Yes, the proposal would eliminate deductions for property taxes as well as for state and local income and sales taxes.
But almost as soon as this change was unveiled, lawmakers began to backpedal due to intense opposition from Republicans from high-tax states such as New York and New Jersey.
Possible changes include allowing a deduction for property taxes but not for state or local income taxes; allowing a deduction or credit for either mortgage interest or state and local taxes, but not both; or putting a general cap on itemized deductions on Schedule A.
Q: Under the plan, could I deduct Health Savings Account contributions on my individual return? What about my health-insurance premiums if I have a small business?
People who take deductions for Health Savings Accounts (HSAs) will probably continue to get this break, according to Eddie Adkins, a benefits specialist with Grant Thornton.
One reason: This deduction isn't on Schedule A but rather on the front page of Form 1040 (Line 25). The current overhaul calls for ending all Schedule A deductions except mortgage interest and charitable contributions, but it is silent on most "above the line" write-offs. "Republicans have been fans of HSAs," Mr. Adkins says.
Deductions of health-insurance premiums for many small-business owners also seem protected, or at least not on a hit list.
Under current law, these premiums are deductible from income tax on Line 29 of Form 1040 if a taxpayer has "pass through" income earned by a sole proprietorship, partnership or limited-liability company. They're also deductible for owners of more than 2% of an S corporation.

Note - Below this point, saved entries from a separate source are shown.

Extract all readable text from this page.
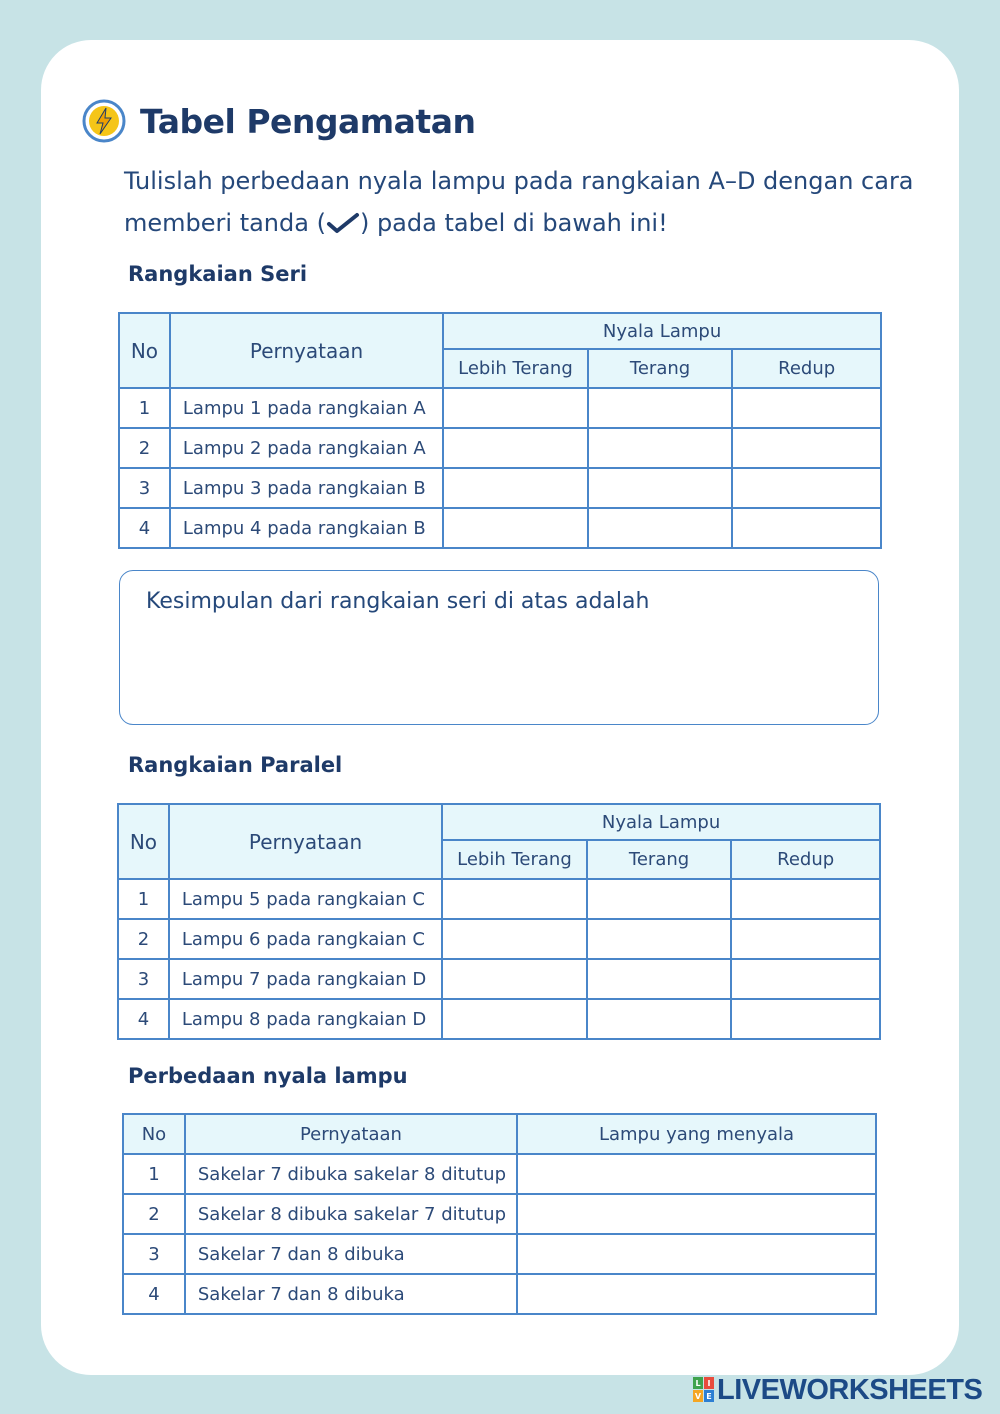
Tabel Pengamatan
Tulislah perbedaan nyala lampu pada rangkaian A–D dengan cara
memberi tanda ( ) pada tabel di bawah ini!
Rangkaian Seri
No	Pernyataan	Nyala Lampu		
		Lebih Terang	Terang	Redup
1	Lampu 1 pada rangkaian A			
2	Lampu 2 pada rangkaian A			
3	Lampu 3 pada rangkaian B			
4	Lampu 4 pada rangkaian B			
Kesimpulan dari rangkaian seri di atas adalah
Rangkaian Paralel
No	Pernyataan	Nyala Lampu		
		Lebih Terang	Terang	Redup
1	Lampu 5 pada rangkaian C			
2	Lampu 6 pada rangkaian C			
3	Lampu 7 pada rangkaian D			
4	Lampu 8 pada rangkaian D			
Perbedaan nyala lampu
No	Pernyataan	Lampu yang menyala
1	Sakelar 7 dibuka sakelar 8 ditutup	
2	Sakelar 8 dibuka sakelar 7 ditutup	
3	Sakelar 7 dan 8 dibuka	
4	Sakelar 7 dan 8 dibuka	
L I
V E LIVEWORKSHEETS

The write-off, however, can't exceed the taxpayer's net income from the business. And it's prohibited if the taxpayer is eligible for subsidized coverage under an employer's plan, such as one available to a spouse.
Q: I invest in expensive equipment for my business. What would happen to depreciation deductions?

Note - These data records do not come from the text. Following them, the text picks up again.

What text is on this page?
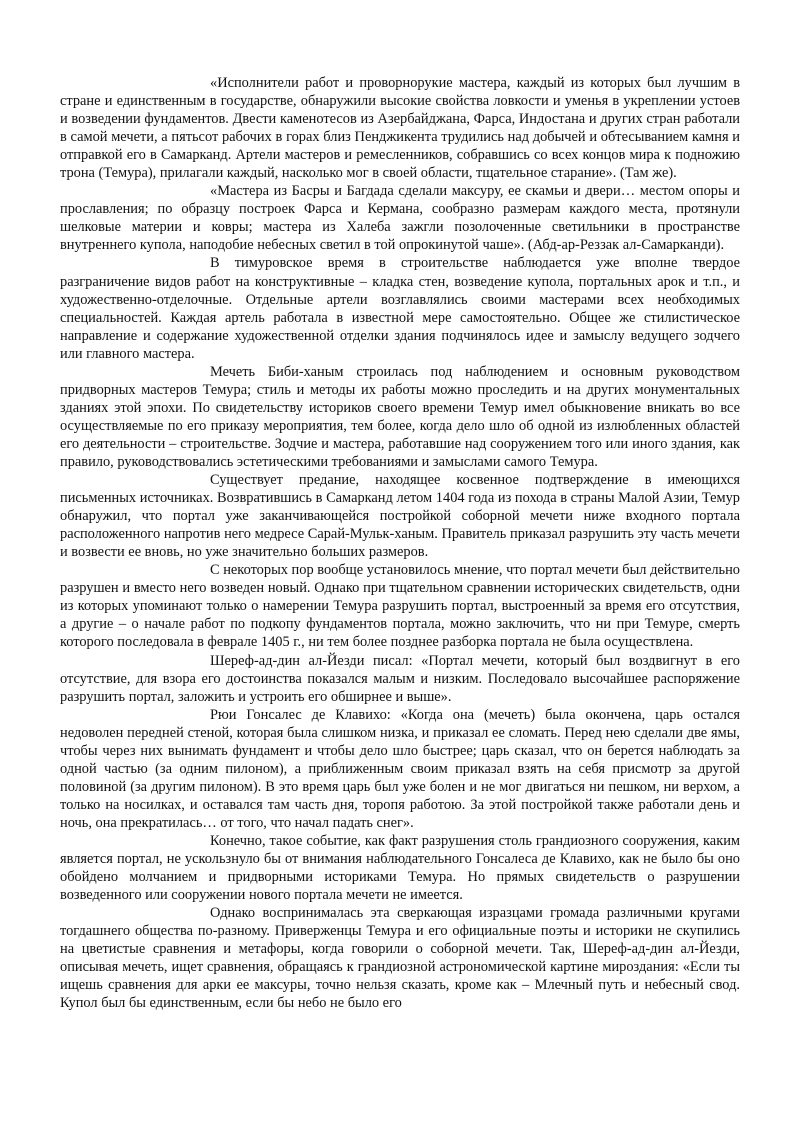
«Исполнители работ и проворнорукие мастера, каждый из которых был лучшим в стране и единственным в государстве, обнаружили высокие свойства ловкости и уменья в укреплении устоев и возведении фундаментов. Двести каменотесов из Азербайджана, Фарса, Индостана и других стран работали в самой мечети, а пятьсот рабочих в горах близ Пенджикента трудились над добычей и обтесыванием камня и отправкой его в Самарканд. Артели мастеров и ремесленников, собравшись со всех концов мира к подножию трона (Темура), прилагали каждый, насколько мог в своей области, тщательное старание». (Там же).

«Мастера из Басры и Багдада сделали максуру, ее скамьи и двери… местом опоры и прославления; по образцу построек Фарса и Кермана, сообразно размерам каждого места, протянули шелковые материи и ковры; мастера из Халеба зажгли позолоченные светильники в пространстве внутреннего купола, наподобие небесных светил в той опрокинутой чаше». (Абд-ар-Реззак ал-Самарканди).

В тимуровское время в строительстве наблюдается уже вполне твердое разграничение видов работ на конструктивные – кладка стен, возведение купола, портальных арок и т.п., и художественно-отделочные. Отдельные артели возглавлялись своими мастерами всех необходимых специальностей. Каждая артель работала в известной мере самостоятельно. Общее же стилистическое направление и содержание художественной отделки здания подчинялось идее и замыслу ведущего зодчего или главного мастера.

Мечеть Биби-ханым строилась под наблюдением и основным руководством придворных мастеров Темура; стиль и методы их работы можно проследить и на других монументальных зданиях этой эпохи. По свидетельству историков своего времени Темур имел обыкновение вникать во все осуществляемые по его приказу мероприятия, тем более, когда дело шло об одной из излюбленных областей его деятельности – строительстве. Зодчие и мастера, работавшие над сооружением того или иного здания, как правило, руководствовались эстетическими требованиями и замыслами самого Темура.

Существует предание, находящее косвенное подтверждение в имеющихся письменных источниках. Возвратившись в Самарканд летом 1404 года из похода в страны Малой Азии, Темур обнаружил, что портал уже заканчивающейся постройкой соборной мечети ниже входного портала расположенного напротив него медресе Сарай-Мульк-ханым. Правитель приказал разрушить эту часть мечети и возвести ее вновь, но уже значительно больших размеров.

С некоторых пор вообще установилось мнение, что портал мечети был действительно разрушен и вместо него возведен новый. Однако при тщательном сравнении исторических свидетельств, одни из которых упоминают только о намерении Темура разрушить портал, выстроенный за время его отсутствия, а другие – о начале работ по подкопу фундаментов портала, можно заключить, что ни при Темуре, смерть которого последовала в феврале 1405 г., ни тем более позднее разборка портала не была осуществлена.

Шереф-ад-дин ал-Йезди писал: «Портал мечети, который был воздвигнут в его отсутствие, для взора его достоинства показался малым и низким. Последовало высочайшее распоряжение разрушить портал, заложить и устроить его обширнее и выше».

Рюи Гонсалес де Клавихо: «Когда она (мечеть) была окончена, царь остался недоволен передней стеной, которая была слишком низка, и приказал ее сломать. Перед нею сделали две ямы, чтобы через них вынимать фундамент и чтобы дело шло быстрее; царь сказал, что он берется наблюдать за одной частью (за одним пилоном), а приближенным своим приказал взять на себя присмотр за другой половиной (за другим пилоном). В это время царь был уже болен и не мог двигаться ни пешком, ни верхом, а только на носилках, и оставался там часть дня, торопя работою. За этой постройкой также работали день и ночь, она прекратилась… от того, что начал падать снег».

Конечно, такое событие, как факт разрушения столь грандиозного сооружения, каким является портал, не ускользнуло бы от внимания наблюдательного Гонсалеса де Клавихо, как не было бы оно обойдено молчанием и придворными историками Темура. Но прямых свидетельств о разрушении возведенного или сооружении нового портала мечети не имеется.

Однако воспринималась эта сверкающая изразцами громада различными кругами тогдашнего общества по-разному. Приверженцы Темура и его официальные поэты и историки не скупились на цветистые сравнения и метафоры, когда говорили о соборной мечети. Так, Шереф-ад-дин ал-Йезди, описывая мечеть, ищет сравнения, обращаясь к грандиозной астрономической картине мироздания: «Если ты ищешь сравнения для арки ее максуры, точно нельзя сказать, кроме как – Млечный путь и небесный свод. Купол был бы единственным, если бы небо не было его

Write-offs for depreciation may become more generous, says Dustin Stamper, a legislative analyst with Grant Thornton.
Under current law, both Section 179 and "bonus" depreciation allow accelerated deductions only up to certain limits. But under the proposal, a business owner might be able to deduct 100% of the cost of equipment in the year it's acquired.
There are catches. If full write-offs of equipment are allowed, then business owners might not get the full interest deductions permitted under current law. And the new rules might expire after five years.
Keep an eye on these provisions, as they could change. Mr. Stamper thinks future write-offs of investments in equipment will be at least as generous as under current law.
Q: I'm an American living abroad. How would my taxes change?
It's unclear. But lawmakers are considering radical changes to how U.S. companies are taxed on foreign earnings, and changes may be afoot for individuals living overseas. Such changes often go hand in hand, according to Charles Bruce, a lawyer with American Citizens Abroad (ACA), an advocacy group.
Many overseas Americans have chafed under stepped-up enforcement of complex U.S. tax rules affecting them in recent years, and record numbers have renounced their U.S. citizenship.
ACA recently issued a side-by-side comparison of current law with the proposed changes, which it says would prevent abusive offshore accounts but ease compliance for those living abroad.
Q: Will my alimony deduction be eliminated?
Probably not. Like deductions for Health Savings Accounts, alimony write-offs are somewhat protected because they aren't on Schedule A.
In addition, alimony deducted by one ex-spouse must be claimed as income by the other. Thus, this write-off "costs" Uncle Sam far less than pure tax breaks, such as the ones for retirement savings or employer-paid health insurance.